With New North’s support, Dionne is trying to get a resolution put forward at the 2014 Saskatchewan Urban Municipalities Association convention which will call on the province to fund a second bridge in Prince Albert.
In terms of infrastructure, chair of the Northern Municipal Trust Account and mayor of Air Ronge Gordon Stomp says aging water and sewer systems in northern Saskatchewan require about $60 million in upgrades.
He says the federal and provincial governments will likely kick in two-thirds of the cost of these upgrades but it will be up to northern communities to raise the rest.
“We will be able to commit $10 million of that from the existing budget of the NMTA but there needs to be $10 million coming from the municipalities,” he says.
Stomp says once monies from the Northern Municipal Trust Account are factored in, the remaining $10 million needed could be raised through a separate cost-sharing agreement amongst all 35 northern municipalities.
Another hot topic of discussion was changes to social housing.
The Saskatchewan Party government is currently in the process of phasing in a number of changes to how it administers social housing in the province including raising the minimum and maximum rental rates that are allowed to be charged.
Ile-a-la Crosse Mayor Duane Favel says the changes could potentially drive higher income earners out of northern communities.
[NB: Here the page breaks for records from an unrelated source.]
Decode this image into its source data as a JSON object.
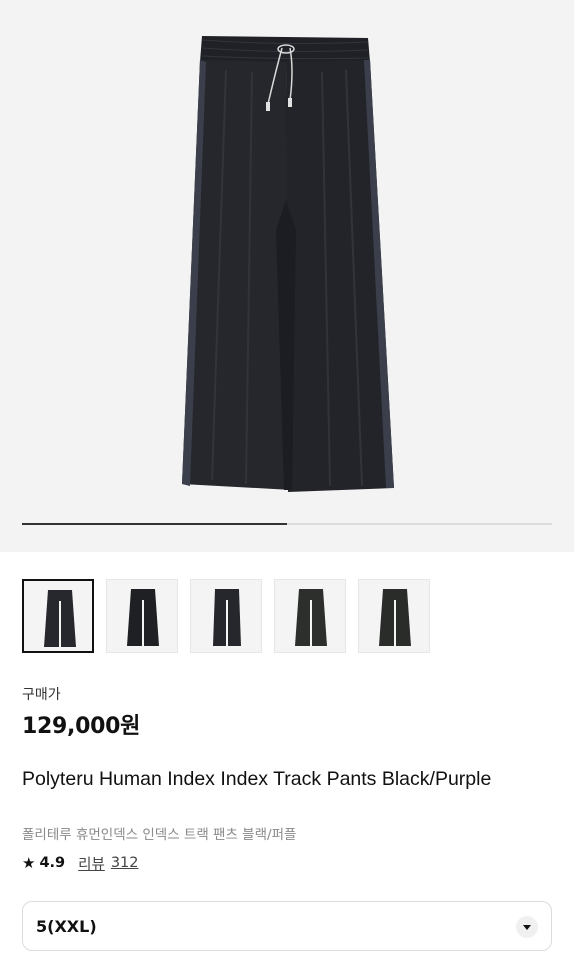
{
  "product": {
    "image_alt": "Black track pants",
    "gallery_progress_fraction": 0.5,
    "thumbnails": [
      {
        "active": true
      },
      {
        "active": false
      },
      {
        "active": false
      },
      {
        "active": false
      },
      {
        "active": false
      }
    ],
    "price_label": "구매가",
    "price": "129,000원",
    "name_en": "Polyteru Human Index Index Track Pants Black/Purple",
    "name_ko": "폴리테루 휴먼인덱스 인덱스 트랙 팬츠 블랙/퍼플",
    "rating": "4.9",
    "review_label": "리뷰",
    "review_count": "312"
  },
  "size_select": {
    "value": "5(XXL)"
  },
  "colors": {
    "hero_bg": "#f3f3f3",
    "pants": "#24262b",
    "side_stripe": "#3a3e4a"
  }
}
“These high-income earners are now paying the top rent which sometimes goes as high as $1,600 a month and certainly those community members now have to make a decision on whether or not they want to stay in those social housing units or be faced with making a decision in terms of whether or not they should move out of the community and in to the urban centres,” he says.
Favel adds many of the same high-income earners often don’t have the option of renting or owning a private dwelling in a northern community.
The province says the changes should lead to rental increases for about 14 per cent of the people currently using social housing.
New North is currently working with the government and its member communities to set up a working group to explore potential options to the changes.